Packing, by T. Kingfisher
This flash fiction piece was published by Uncanny magazine, and was timely when I read it the week of Earth Day. Given that we get more awful news about the environment almost daily, it’s not likely to seem dated any time soon. Told from the point of view of what sounds like an adult talking to a child, it asks the question: if you were leaving Earth and could only save the creatures and plants you could carry, what would you take?
“No, you can’t take the polar bear. I’m sorry. I know you loved him. He takes up too much room, and he requires refrigeration. So does his food. We have to make hard choices now.”
How to Say I Love You with Wikipedia, by Beth Goder
This is from Fireside Fiction, which is one of my favorite magazines for contemporary speculative fiction. Rocky is the mission computer for a mission on Mars, and while none of the crew knows it, he’s begun to feel emotions. How he expresses them is alternately funny and heartbreaking.
Do you remember the popular meme recently about the Mars rover’s last message, “my battery is low and it’s getting dark”? Well, as much as I hate to burst anyone’s bubble, that was a rather poetic interpretation of the rover’s last data dump to NASA. After reading this story, though, you might have greater appreciation for it.

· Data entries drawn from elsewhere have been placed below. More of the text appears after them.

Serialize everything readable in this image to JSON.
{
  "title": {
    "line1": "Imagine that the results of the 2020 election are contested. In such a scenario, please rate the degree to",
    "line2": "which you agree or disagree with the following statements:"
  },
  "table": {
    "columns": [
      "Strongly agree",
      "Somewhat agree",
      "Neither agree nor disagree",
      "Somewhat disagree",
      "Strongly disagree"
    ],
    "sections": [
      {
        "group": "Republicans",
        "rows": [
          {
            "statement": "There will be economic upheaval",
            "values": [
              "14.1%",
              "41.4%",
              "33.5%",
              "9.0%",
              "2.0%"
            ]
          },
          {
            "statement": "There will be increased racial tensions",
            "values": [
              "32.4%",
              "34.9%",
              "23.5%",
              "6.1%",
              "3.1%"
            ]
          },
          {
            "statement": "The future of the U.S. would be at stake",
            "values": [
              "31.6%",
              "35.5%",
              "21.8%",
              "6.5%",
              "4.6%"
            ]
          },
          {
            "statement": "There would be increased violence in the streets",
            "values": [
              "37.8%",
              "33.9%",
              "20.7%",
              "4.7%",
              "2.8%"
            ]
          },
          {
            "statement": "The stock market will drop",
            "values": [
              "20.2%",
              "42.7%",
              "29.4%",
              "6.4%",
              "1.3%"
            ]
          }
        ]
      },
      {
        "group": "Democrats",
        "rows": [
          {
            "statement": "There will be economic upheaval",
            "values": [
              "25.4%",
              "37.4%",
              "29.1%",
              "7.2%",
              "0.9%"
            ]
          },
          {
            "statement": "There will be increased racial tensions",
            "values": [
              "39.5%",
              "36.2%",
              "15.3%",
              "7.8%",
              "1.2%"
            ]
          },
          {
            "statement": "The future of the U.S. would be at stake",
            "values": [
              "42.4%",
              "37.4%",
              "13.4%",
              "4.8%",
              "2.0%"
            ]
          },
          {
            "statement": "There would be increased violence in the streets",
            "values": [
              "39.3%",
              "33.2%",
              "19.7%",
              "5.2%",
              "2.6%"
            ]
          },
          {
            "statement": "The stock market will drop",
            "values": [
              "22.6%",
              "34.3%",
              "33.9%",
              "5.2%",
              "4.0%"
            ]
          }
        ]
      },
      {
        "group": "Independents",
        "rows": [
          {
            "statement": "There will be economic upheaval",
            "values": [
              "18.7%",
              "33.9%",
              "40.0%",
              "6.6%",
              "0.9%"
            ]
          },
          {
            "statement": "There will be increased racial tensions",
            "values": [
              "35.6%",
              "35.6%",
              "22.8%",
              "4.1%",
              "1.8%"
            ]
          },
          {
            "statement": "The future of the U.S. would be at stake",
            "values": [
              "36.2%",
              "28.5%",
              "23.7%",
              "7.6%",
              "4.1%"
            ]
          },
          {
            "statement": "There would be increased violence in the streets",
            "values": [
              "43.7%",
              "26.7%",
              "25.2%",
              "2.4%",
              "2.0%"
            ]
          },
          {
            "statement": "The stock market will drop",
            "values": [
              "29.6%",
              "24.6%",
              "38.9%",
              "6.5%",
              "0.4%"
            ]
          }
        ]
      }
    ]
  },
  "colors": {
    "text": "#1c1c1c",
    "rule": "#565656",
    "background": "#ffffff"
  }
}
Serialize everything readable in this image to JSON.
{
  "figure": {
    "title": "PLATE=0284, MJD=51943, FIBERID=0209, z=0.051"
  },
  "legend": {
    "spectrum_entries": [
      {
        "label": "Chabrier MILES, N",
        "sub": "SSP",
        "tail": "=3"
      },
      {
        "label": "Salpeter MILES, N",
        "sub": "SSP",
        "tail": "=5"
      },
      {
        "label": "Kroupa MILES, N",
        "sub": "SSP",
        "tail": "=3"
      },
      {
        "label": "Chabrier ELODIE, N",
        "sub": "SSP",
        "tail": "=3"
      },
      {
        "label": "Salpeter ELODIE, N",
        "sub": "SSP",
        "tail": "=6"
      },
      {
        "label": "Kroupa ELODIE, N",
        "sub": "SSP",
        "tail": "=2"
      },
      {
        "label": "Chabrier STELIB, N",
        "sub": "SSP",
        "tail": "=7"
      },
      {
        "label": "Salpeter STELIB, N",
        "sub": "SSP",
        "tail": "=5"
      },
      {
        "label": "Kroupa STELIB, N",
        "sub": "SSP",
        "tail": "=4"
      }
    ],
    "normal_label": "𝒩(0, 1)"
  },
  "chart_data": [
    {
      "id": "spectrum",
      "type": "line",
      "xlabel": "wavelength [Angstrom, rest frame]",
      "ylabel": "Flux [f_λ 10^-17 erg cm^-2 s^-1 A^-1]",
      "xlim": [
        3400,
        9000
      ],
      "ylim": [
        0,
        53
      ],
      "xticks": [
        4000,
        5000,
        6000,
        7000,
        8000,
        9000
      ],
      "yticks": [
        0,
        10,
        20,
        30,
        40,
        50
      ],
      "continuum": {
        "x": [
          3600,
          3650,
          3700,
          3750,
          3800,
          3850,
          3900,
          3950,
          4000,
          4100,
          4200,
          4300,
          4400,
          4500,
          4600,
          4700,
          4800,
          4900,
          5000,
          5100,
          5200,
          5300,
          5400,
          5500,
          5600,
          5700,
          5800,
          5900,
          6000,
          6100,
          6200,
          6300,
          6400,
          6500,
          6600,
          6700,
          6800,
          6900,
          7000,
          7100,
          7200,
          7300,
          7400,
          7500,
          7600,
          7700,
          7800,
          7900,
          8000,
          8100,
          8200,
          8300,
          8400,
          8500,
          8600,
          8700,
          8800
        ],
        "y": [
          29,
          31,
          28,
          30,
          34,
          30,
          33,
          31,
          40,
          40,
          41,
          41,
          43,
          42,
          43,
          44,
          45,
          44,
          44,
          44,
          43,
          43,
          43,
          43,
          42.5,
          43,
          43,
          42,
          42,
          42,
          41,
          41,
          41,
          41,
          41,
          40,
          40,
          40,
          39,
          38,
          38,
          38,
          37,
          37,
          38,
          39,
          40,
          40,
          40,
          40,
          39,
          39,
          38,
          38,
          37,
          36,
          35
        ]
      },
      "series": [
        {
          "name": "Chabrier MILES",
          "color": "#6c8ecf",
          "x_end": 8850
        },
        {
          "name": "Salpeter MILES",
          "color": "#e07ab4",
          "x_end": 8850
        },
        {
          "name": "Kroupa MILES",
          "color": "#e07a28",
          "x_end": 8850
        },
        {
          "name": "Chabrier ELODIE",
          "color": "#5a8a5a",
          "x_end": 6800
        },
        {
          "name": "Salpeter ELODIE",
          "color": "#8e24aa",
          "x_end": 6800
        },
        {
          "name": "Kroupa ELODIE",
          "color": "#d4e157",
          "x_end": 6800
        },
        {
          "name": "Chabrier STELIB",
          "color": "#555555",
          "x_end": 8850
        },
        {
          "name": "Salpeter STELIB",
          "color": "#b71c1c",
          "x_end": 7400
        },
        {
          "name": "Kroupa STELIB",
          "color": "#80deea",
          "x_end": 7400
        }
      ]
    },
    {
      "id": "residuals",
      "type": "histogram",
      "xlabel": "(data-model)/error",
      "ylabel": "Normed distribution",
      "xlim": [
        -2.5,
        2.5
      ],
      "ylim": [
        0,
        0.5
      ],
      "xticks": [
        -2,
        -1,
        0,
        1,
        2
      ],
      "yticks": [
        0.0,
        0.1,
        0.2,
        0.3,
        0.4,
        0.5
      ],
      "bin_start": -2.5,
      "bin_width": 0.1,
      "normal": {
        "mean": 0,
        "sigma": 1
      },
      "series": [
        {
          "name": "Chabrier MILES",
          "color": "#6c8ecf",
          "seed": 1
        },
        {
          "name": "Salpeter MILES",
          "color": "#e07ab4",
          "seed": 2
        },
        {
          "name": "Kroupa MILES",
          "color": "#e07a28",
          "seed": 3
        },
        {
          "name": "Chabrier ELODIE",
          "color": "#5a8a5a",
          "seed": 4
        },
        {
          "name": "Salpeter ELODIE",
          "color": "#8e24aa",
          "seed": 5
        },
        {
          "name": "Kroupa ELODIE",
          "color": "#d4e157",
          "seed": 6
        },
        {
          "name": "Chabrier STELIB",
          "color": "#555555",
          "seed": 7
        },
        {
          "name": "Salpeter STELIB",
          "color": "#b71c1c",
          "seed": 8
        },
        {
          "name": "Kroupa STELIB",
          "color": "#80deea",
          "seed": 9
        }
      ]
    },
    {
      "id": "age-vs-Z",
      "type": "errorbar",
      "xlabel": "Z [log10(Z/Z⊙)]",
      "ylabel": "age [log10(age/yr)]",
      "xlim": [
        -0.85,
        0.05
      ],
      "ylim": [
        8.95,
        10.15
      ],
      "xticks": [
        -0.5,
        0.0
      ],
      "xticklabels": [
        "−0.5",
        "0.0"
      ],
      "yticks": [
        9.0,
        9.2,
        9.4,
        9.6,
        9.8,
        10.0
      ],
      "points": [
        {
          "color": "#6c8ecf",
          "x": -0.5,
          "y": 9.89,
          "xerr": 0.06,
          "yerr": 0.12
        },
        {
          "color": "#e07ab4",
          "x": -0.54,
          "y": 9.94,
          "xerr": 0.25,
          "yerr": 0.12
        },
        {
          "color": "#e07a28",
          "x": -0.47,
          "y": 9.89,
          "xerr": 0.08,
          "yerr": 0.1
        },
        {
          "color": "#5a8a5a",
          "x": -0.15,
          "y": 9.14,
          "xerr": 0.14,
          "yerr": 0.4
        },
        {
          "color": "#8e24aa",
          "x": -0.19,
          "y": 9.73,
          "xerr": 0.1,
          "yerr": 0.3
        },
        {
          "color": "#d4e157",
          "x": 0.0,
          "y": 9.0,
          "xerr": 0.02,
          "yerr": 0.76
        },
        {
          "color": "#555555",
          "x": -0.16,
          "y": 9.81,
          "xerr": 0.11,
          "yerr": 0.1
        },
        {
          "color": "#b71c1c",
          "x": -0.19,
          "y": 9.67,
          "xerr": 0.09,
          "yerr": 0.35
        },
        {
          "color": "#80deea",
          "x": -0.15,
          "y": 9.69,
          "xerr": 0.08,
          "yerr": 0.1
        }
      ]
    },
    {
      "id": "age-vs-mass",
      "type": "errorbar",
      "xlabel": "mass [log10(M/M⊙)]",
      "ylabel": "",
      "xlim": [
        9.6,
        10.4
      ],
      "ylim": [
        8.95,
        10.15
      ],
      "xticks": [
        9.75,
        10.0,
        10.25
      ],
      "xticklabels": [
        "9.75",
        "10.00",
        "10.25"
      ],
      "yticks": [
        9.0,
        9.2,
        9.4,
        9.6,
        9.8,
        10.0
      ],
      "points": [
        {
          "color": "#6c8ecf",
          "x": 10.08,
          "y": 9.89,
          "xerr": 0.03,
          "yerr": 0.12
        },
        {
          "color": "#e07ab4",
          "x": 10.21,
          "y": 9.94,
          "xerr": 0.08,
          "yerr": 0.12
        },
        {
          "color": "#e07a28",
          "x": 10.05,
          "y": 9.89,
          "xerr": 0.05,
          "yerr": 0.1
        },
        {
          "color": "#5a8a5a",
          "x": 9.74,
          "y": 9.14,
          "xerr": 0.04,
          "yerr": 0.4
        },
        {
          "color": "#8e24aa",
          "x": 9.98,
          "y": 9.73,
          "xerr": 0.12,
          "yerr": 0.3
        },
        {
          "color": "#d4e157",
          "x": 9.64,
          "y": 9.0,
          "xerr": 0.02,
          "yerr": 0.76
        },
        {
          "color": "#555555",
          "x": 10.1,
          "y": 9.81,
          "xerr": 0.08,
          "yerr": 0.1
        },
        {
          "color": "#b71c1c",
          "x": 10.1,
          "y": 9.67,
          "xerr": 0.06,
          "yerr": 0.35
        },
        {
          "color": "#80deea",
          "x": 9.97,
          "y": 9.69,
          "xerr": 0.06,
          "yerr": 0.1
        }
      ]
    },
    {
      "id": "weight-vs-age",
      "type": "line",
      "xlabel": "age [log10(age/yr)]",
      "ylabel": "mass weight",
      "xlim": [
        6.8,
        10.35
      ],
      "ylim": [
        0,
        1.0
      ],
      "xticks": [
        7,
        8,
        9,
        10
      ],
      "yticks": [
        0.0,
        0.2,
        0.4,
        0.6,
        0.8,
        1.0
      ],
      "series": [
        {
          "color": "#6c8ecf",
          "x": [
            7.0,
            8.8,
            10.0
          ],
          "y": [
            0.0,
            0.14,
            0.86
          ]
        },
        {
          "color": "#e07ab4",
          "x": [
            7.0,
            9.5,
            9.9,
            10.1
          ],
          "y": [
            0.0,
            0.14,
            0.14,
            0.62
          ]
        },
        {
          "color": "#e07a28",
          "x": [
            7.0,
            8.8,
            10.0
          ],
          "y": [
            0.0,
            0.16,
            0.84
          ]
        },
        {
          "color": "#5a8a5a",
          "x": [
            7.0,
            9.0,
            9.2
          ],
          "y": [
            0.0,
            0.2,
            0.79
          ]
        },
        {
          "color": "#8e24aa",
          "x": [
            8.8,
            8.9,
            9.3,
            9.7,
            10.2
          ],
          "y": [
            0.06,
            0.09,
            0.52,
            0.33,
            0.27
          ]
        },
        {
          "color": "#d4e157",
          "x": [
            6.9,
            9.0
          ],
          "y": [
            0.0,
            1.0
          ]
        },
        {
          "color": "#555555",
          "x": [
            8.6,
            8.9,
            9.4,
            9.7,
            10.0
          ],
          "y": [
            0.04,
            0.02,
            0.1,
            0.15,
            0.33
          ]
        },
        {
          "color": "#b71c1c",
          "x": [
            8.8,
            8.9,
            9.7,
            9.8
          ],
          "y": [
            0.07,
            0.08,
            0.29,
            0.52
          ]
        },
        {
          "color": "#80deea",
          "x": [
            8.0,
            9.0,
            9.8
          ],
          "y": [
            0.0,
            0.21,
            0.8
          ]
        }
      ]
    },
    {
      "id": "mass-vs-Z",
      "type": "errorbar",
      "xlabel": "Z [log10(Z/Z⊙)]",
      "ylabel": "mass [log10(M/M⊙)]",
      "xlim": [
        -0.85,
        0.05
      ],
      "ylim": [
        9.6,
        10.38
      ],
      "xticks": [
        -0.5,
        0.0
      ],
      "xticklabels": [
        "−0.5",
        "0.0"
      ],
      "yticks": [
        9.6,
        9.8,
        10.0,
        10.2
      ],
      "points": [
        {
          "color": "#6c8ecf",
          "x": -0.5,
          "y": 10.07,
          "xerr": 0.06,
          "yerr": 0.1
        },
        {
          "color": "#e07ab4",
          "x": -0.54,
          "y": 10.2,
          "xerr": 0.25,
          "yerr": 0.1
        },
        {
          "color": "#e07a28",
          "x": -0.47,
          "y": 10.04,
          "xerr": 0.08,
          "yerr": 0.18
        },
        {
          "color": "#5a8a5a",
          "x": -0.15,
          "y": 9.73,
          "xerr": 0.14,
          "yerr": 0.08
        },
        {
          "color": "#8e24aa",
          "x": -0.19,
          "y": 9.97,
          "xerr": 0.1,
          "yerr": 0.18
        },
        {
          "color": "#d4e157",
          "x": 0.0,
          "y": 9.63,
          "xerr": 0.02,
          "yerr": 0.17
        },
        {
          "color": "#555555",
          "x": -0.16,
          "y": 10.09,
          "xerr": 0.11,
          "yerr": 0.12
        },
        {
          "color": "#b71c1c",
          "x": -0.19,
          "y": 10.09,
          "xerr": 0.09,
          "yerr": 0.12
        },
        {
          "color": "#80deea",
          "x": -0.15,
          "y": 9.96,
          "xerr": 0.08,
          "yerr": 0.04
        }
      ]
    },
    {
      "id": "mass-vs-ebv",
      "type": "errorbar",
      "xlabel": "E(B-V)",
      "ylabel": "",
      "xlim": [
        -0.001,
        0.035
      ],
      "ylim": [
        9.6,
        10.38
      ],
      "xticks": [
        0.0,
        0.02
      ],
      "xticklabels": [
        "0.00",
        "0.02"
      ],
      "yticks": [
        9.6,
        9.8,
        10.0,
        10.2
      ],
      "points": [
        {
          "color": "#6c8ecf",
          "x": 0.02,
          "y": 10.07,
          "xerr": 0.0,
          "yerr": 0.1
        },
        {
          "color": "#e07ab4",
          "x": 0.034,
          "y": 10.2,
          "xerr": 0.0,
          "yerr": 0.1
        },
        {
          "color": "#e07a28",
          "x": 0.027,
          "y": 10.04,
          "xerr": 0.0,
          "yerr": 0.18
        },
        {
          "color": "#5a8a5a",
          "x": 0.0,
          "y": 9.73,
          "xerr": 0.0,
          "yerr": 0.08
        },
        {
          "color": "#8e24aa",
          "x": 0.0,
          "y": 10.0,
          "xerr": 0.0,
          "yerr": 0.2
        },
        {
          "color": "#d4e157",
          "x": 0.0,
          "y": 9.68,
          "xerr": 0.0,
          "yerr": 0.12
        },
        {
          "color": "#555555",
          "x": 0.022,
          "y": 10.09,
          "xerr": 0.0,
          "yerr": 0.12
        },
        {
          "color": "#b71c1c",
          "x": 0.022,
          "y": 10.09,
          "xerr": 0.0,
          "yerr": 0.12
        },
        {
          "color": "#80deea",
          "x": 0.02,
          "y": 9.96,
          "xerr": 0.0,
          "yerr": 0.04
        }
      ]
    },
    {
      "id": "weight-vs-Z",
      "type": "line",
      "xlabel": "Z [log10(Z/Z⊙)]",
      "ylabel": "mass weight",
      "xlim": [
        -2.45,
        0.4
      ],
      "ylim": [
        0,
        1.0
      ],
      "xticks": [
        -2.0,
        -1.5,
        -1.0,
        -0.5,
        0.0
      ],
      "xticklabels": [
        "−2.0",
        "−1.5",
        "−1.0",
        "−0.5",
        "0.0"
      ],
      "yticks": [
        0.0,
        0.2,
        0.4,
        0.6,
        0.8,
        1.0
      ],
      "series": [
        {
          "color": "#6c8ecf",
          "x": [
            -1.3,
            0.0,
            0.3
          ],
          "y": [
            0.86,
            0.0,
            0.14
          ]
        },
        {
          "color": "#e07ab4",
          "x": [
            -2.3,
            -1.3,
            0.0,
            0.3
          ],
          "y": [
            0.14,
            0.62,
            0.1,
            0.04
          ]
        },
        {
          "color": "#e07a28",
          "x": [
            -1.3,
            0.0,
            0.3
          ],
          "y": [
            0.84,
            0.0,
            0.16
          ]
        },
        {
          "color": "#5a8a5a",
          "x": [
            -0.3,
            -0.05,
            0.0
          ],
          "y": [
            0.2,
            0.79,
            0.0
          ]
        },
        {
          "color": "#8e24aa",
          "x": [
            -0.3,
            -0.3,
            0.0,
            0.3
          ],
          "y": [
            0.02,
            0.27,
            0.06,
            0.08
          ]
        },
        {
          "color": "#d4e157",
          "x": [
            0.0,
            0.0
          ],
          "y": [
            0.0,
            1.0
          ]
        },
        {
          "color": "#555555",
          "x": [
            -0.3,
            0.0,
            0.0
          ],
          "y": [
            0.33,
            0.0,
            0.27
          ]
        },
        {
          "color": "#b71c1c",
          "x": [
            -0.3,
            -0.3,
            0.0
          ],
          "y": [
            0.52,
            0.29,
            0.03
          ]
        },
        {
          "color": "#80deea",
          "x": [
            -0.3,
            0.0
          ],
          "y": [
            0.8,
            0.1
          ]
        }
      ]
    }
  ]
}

My Name Is Cybernetic Model XR389F, and I Am Beautiful, by Monica Valentinelli
Model XR389F is a custodial cyborg and her programmer, Bob, is frankly an asshole. Unfortunately, assholes like Bob don’t usually get what’s coming to them, but Model XR389F responds to workplace sexual harassment in a way that’s eminently logical.
All Your Soul Mates Are Dead, by Hannah Gordon
One of the things I like about mainstream literary fiction is when it either lightly touches, or strides headlong into, the weird and the speculative. If you’ve read the novel Station Eleven by Emily St. John Mandel, that’s a perfect example. Another is Never Let Me Go by Kazuo Ishiguro. This story is yet one more. It’s a short piece that is funny at the same time as it paints the universe as a bleak and ultimately apathetic place. The last paragraph makes that plain.
Lighthouse Waiting, by Gwendolyn Clare
So, this may be a bit of a cheat. I assigned this to my undergraduate scifi/fantasy creative writing workshop. This is one of the joys of teaching: I get to make other people read the stories that I love. This can also be one of the sadnesses, if they finish reading them and go, “Meh.” (Luckily, they enjoyed it.) This one is about a lighthouse at the edge of a black hole-like rift, warning ships away from certain doom as it awaits the return of Guilhermo, its creator, who has had to depart the station to take part in a conflict. But, he promised to be back as soon as he could.
Bonus: Listen to the song that inspired the story
After I finished reading the story, I contacted the writer and asked if she’d ever heard a song “The Lighthouse’s Tale” by a bluegrass band called Nickel Creek. I was delighted when she replied and said it had been part of her inspiration! Like her story, it’s lovely and heartbreaking. Listen to it on YouTube. (Have a Kleenex® handy.)